Crack the Indie Author Code is free to you as an ebook, Monday to Friday, Nov. 26 – Nov 30 at midnight. As National Novel Writing Month draws to a close this week, please consider picking up the book and its follow-up, Write Your Book: Aspire to Inspire. Both books are packed with information and inspiration for what lies ahead, no matter where you are in your writing and publishing journey. That’s the ad, but there’s more you need to know. Learn from my mistake: Don’t stop there.
Some say there are too many books. I’m a huge fan of choice, so I say there are too many books still in drawers and forgotten on thumb drives after NaNoWriMo is complete. Sure, let it sit in a drawer so you can be realistic when you get back to it. (Have a rest and relearn your children’s names.) However, please don’t let your trip to publication end at 50,000 words.
I believe many of the books that languish after NaNoWriMo can be salvaged with revisions and editing. Okay, maybe not all of them, but many. NaNoWriMo is a fun challenge to begin the process, like a hard swim in the ocean. In braving the waves and heading straight out to sea, you complete 50,000 words or more. That’s certainly an achievement, but it’s not the finish line. You have to swim back and make it to shore. Otherwise, all your hard work is written on water.
An incomplete manuscript niggles, doesn’t it? I know. I have several manuscripts waiting for me.
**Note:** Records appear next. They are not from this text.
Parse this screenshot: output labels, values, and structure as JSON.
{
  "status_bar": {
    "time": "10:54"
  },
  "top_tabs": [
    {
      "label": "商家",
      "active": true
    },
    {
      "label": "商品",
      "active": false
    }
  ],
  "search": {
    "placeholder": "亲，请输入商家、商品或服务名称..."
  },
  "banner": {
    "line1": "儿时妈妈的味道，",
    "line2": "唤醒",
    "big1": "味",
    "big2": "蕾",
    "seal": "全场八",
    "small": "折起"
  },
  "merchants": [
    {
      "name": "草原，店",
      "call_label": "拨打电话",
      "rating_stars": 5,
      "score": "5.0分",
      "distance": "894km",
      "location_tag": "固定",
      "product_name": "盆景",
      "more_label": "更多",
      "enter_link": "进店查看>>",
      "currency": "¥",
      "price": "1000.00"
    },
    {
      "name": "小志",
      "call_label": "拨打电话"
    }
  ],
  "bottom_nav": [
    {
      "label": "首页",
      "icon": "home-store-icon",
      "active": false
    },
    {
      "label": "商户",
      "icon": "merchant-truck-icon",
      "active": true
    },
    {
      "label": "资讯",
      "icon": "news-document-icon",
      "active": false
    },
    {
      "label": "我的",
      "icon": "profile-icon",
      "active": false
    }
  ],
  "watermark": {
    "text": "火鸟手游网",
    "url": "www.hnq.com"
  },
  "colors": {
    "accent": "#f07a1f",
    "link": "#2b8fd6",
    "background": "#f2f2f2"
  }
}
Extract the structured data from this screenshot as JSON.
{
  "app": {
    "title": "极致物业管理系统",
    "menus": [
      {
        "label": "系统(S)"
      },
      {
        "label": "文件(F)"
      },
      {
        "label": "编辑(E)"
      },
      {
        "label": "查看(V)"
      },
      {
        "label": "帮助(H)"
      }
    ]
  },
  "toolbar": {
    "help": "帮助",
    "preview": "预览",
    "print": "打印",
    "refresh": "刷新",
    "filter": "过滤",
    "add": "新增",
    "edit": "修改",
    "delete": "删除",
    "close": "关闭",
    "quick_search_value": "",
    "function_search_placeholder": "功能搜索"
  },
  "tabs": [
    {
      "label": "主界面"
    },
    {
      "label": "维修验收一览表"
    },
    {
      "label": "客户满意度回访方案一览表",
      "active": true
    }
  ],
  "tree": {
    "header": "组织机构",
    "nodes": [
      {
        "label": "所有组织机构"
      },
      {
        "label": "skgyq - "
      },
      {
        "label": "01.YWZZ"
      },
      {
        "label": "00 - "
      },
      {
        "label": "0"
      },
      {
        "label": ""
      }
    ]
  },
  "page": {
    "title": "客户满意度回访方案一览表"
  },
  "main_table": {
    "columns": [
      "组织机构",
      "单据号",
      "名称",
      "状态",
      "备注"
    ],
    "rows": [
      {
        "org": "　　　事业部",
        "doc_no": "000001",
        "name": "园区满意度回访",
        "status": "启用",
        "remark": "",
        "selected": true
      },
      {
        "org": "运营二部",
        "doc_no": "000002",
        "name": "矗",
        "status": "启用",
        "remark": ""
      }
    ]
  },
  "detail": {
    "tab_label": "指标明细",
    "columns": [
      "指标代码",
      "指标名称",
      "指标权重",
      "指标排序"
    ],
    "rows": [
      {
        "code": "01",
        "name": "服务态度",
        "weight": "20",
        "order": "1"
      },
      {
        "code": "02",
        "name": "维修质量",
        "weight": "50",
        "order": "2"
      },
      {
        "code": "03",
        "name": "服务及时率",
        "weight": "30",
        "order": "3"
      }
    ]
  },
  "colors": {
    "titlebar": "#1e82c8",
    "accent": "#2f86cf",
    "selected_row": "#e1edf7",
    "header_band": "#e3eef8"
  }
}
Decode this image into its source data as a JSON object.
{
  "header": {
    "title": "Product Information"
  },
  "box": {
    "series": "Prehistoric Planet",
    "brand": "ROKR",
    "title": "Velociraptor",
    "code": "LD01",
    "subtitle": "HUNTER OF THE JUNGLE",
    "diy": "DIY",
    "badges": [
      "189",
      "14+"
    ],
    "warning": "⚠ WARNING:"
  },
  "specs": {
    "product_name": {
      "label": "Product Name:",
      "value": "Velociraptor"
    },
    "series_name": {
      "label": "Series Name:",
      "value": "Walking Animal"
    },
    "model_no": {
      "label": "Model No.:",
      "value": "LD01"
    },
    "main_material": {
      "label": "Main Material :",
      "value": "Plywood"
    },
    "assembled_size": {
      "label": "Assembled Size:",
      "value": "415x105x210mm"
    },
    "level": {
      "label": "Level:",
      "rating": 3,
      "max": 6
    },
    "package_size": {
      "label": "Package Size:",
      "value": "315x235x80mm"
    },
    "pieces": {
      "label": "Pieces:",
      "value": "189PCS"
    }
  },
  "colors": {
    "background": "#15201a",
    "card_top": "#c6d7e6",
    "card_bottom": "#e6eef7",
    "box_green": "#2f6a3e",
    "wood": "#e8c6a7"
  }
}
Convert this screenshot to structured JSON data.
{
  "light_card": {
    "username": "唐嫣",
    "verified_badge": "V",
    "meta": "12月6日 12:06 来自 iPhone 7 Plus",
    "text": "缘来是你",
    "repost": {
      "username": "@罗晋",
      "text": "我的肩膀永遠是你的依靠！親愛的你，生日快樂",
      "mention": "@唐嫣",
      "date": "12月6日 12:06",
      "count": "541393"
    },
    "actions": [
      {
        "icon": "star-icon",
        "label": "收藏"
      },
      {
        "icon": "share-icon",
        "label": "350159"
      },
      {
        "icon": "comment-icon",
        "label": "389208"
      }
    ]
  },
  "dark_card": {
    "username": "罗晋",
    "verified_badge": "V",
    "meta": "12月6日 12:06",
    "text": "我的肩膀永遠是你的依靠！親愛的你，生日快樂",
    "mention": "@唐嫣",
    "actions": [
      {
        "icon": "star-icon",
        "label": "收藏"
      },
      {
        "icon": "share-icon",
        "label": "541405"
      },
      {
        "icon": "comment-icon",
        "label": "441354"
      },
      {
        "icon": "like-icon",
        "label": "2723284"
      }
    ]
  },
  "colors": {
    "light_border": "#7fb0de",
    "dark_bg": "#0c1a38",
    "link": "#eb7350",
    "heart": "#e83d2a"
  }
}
I wrote for years before I began writing full-time, so I built a bank of manuscripts to return to. It’s easier to keep your head in the game when you see one manuscript through to completion. Those big books I’ve written are awfully intimidating when I go back to them to tinker. I’m afraid to lose the thread. It helps my process to be in media res, not just for the characters but for me as I write and rewrite. I will get to those books, of course. I’ll immerse myself again and get back into it, but at first it sure feels like trying to do the butterfly stroke after a long absence from swim practice. I’m always most excited about the newest project, so those books, as worthy as they will be, get pushed farther back in the drawer.
In stopping and starting, I’ve lost energy, time and money. Please learn from my mistake and see NaNoWriMo through to its logical conclusion. Keep swimming.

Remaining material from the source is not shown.